Il destino, si sa, è cinico e baro. A volte, invece, è comico. Come spiegare altrimenti la curiosa vicenda che vede alcuni alfieri renziani o filo-renziani del Pd, come Ernesto Carbone e Francesco Boccia, impegnati in un ingegnoso progetto anti-Google.
L’idea è quella di costringere i miliardari-geek californiani a pagare il fisco per il fatturato pubblicitario, e sta impensierendo non poco i lobbisti di Google. I quali sono ora in difficoltà almeno per due ragioni.
La prima è che a lungo hanno rassicurato il proprio quartier generale: dal fronte italiano nessun pericolo sostanziale, le cose qui vanno per le lunghe e all’orizzonte ci sono solo lunghi quanto inconcludenti dibattiti parigini all’Ocse. Calma piatta, insomma.

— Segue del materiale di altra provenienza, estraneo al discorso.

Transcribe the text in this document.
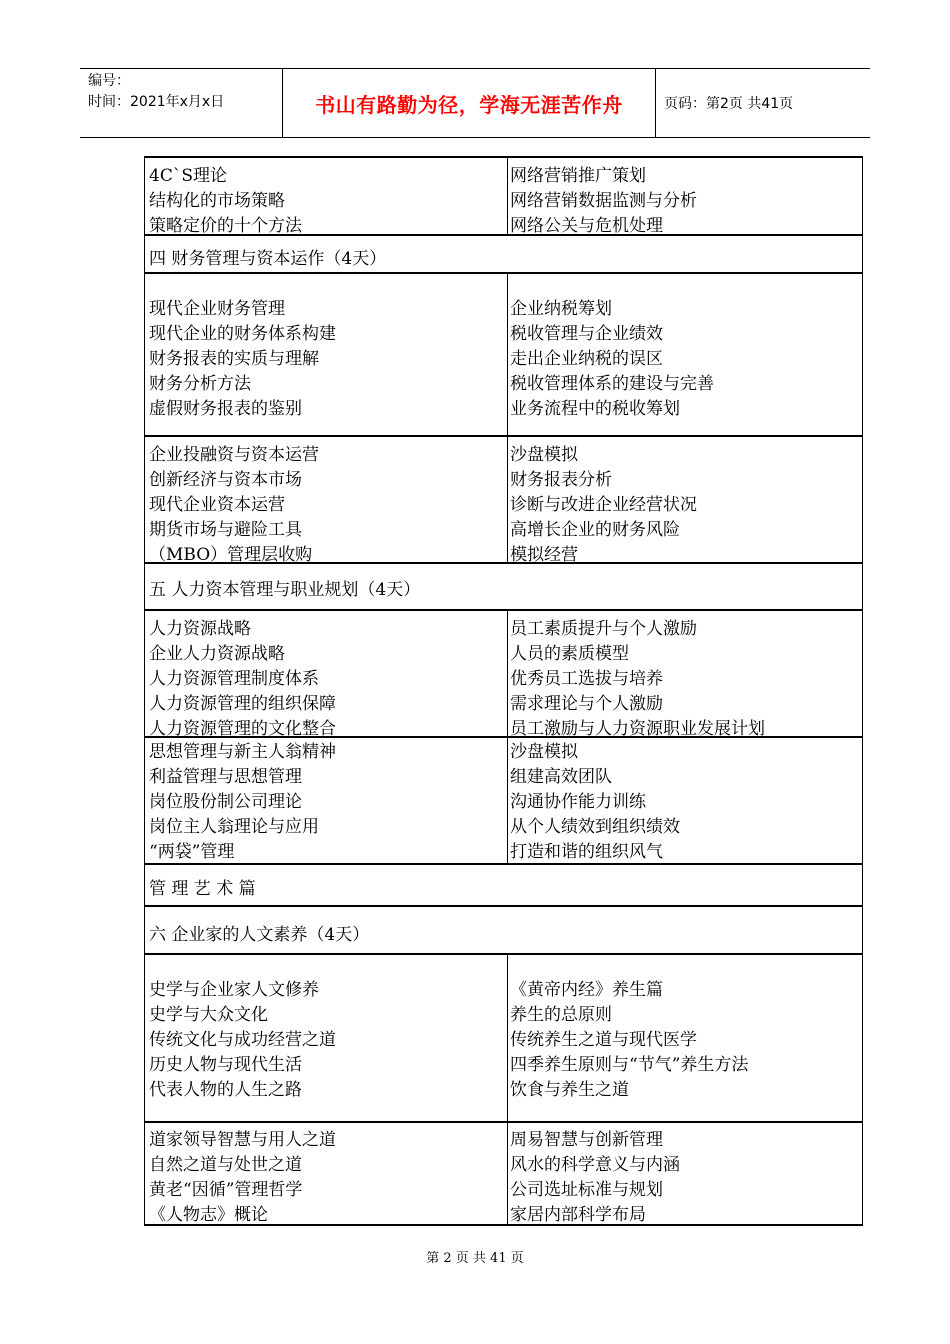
编号：
时间：2021年x月x日	书山有路勤为径，学海无涯苦作舟	页码：第2页 共41页
4C`S理论
结构化的市场策略
策略定价的十个方法
网络营销推广策划
网络营销数据监测与分析
网络公关与危机处理
四 财务管理与资本运作（4天）
现代企业财务管理
现代企业的财务体系构建
财务报表的实质与理解
财务分析方法
虚假财务报表的鉴别
企业纳税筹划
税收管理与企业绩效
走出企业纳税的误区
税收管理体系的建设与完善
业务流程中的税收筹划
企业投融资与资本运营
创新经济与资本市场
现代企业资本运营
期货市场与避险工具
（MBO）管理层收购
沙盘模拟
财务报表分析
诊断与改进企业经营状况
高增长企业的财务风险
模拟经营
五 人力资本管理与职业规划（4天）
人力资源战略
企业人力资源战略
人力资源管理制度体系
人力资源管理的组织保障
人力资源管理的文化整合
员工素质提升与个人激励
人员的素质模型
优秀员工选拔与培养
需求理论与个人激励
员工激励与人力资源职业发展计划
思想管理与新主人翁精神
利益管理与思想管理
岗位股份制公司理论
岗位主人翁理论与应用
“两袋”管理
沙盘模拟
组建高效团队
沟通协作能力训练
从个人绩效到组织绩效
打造和谐的组织风气
管 理 艺 术 篇
六 企业家的人文素养（4天）
史学与企业家人文修养
史学与大众文化
传统文化与成功经营之道
历史人物与现代生活
代表人物的人生之路
《黄帝内经》养生篇
养生的总原则
传统养生之道与现代医学
四季养生原则与“节气”养生方法
饮食与养生之道
道家领导智慧与用人之道
自然之道与处世之道
黄老“因循”管理哲学
《人物志》概论
周易智慧与创新管理
风水的科学意义与内涵
公司选址标准与规划
家居内部科学布局
第 2 页 共 41 页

L’ideale per starsene in panciolle e indulgere alle chiacchiere da salotto buono che piacciono tanto al gigante Carlo D’Asaro Biondo – capo europeo di Google – e ai suoi assistenti milanesi. La seconda ragione è che l’attivismo contro Google arriva dal fronte maggiormente sottovalutato, quello del Pd.
Un versante che Google pensava forse di presidiare, forte anche del recente innesto del giovane toscano provenienza Pd, Diego Ciulli, che si occupa di relazioni istituzionali del colosso di Mountain View, come ha scritto il quotidiano il Tirreno, ma che in Toscana non è mai stato considerato un renziano.